23. Some people give themselves a great deal of trouble by seeking to penetrate the order of God’s Divine judgments, and the great mystery of Predestination. These mysterious secrets of the Most High our weak intellects never can arrive at. Let us then leave these secrets which God keeps to himself, since we have so many things to learn which he has revealed for our instruction. First, he wishes us to know that he ardently desires that all should be saved, and that none should perish: " Who will have all men to be saved" (I. Tim. ii, 4); " Not willing that any should perish, but that all should return to penance" (II. Pet. iii, 9). Secondly, he wishes us to know that Jesus Christ died for all: " Christ died for all, that they also who live may not now live to themselves but unto him who died for them, and rose again" (II. Cor. v, 15). Thirdly, he wishes us to know that he who is lost is so through his own fault, since he provides all the requisite means for his salvation: " Destruction is thy own, Israel, thy help is only in me" (Osee, xiii, 9). It will not avail sinners in the day of judgment to excuse themselves by saying that they could not resist temptation, for the Apostle teaches that God is faithful, and will suffer no one to be tempted beyond his strength: " God is faithful, who will not suffer you to be tempted beyond what you are able" (I. Cor. x, 13). If we require more strength to resist we have only to ask the Almighty, and he will give it to us, for with his assistance we can subdue all carnal and infernal temptations: " Ask and it shall be given unto you" (Matt, vii, 7); " Every one that asketh receiveth" (Luke, ii, 10). St. Paul shows that he is most bountiful to those who invoke him: "Rich unto all that call upon him, for whosoever shall call upon the name of the Lord shall be saved" (Rom. x, 12, 13). (46) St. August. Medis. 50, cap. 14.  

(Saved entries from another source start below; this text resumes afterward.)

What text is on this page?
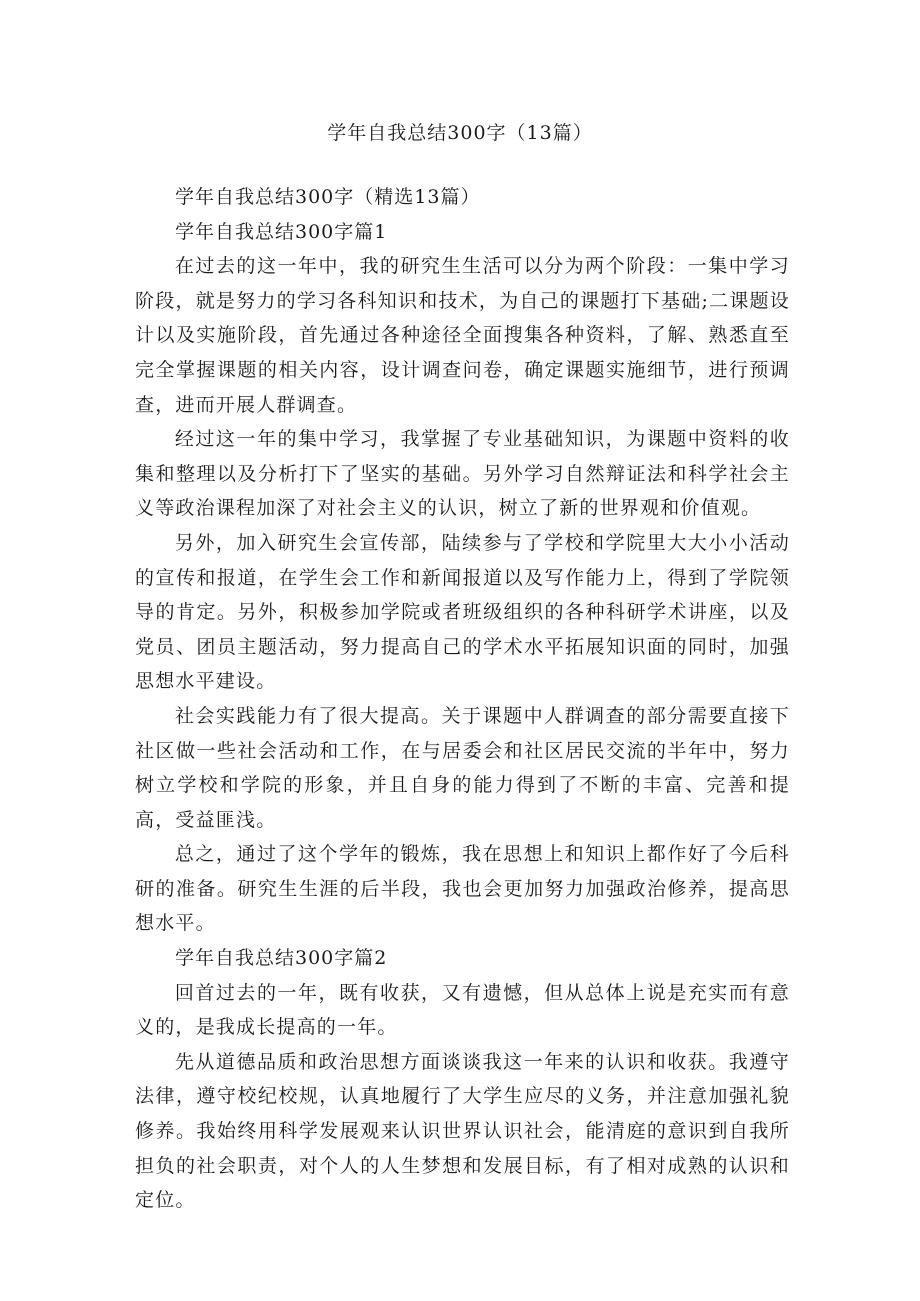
学年自我总结300字（13篇）

学年自我总结300字（精选13篇）

学年自我总结300字篇1

在过去的这一年中，我的研究生生活可以分为两个阶段：一集中学习阶段，就是努力的学习各科知识和技术，为自己的课题打下基础;二课题设计以及实施阶段，首先通过各种途径全面搜集各种资料，了解、熟悉直至完全掌握课题的相关内容，设计调查问卷，确定课题实施细节，进行预调查，进而开展人群调查。

经过这一年的集中学习，我掌握了专业基础知识，为课题中资料的收集和整理以及分析打下了坚实的基础。另外学习自然辩证法和科学社会主义等政治课程加深了对社会主义的认识，树立了新的世界观和价值观。

另外，加入研究生会宣传部，陆续参与了学校和学院里大大小小活动的宣传和报道，在学生会工作和新闻报道以及写作能力上，得到了学院领导的肯定。另外，积极参加学院或者班级组织的各种科研学术讲座，以及党员、团员主题活动，努力提高自己的学术水平拓展知识面的同时，加强思想水平建设。

社会实践能力有了很大提高。关于课题中人群调查的部分需要直接下社区做一些社会活动和工作，在与居委会和社区居民交流的半年中，努力树立学校和学院的形象，并且自身的能力得到了不断的丰富、完善和提高，受益匪浅。

总之，通过了这个学年的锻炼，我在思想上和知识上都作好了今后科研的准备。研究生生涯的后半段，我也会更加努力加强政治修养，提高思想水平。

学年自我总结300字篇2

回首过去的一年，既有收获，又有遗憾，但从总体上说是充实而有意义的，是我成长提高的一年。

先从道德品质和政治思想方面谈谈我这一年来的认识和收获。我遵守法律，遵守校纪校规，认真地履行了大学生应尽的义务，并注意加强礼貌修养。我始终用科学发展观来认识世界认识社会，能清庭的意识到自我所担负的社会职责，对个人的人生梦想和发展目标，有了相对成熟的认识和定位。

24. Behold, then, the sure means of obtaining salvation. We should pray to God for light and strength to accomplish his will, but we should also pray with humility, confidence, and perseverance, which are the three requisites for prayer to be heard. We should labour to co-operate to our salvation as much as we can, without waiting for God to do every thing while we do nothing. Let the order of predestination be as it will, and let heretics say what they like, one thing is certain, that if we are to be saved, it is our good works that will save us, and if we are to be damned it is our own sins that will damn us. Let us place, however, all our hopes of salvation, not in our own works, but in the Divine mercy, and in the merits of Jesus Christ, and we shall be surely saved. If we are saved, then, it will be solely by the grace of God, for even our good works are but gifts of his grace, and if we are lost it is solely through our own sins. It is this truth that preachers should frequently hold up to the people, and not go into the pulpit to make subtle theological disquisitions, uttering opinions not taught by the Fathers, and Doctors, and Martyrs of the Church, and explaining things in a way only calculated to make their hearers uneasy.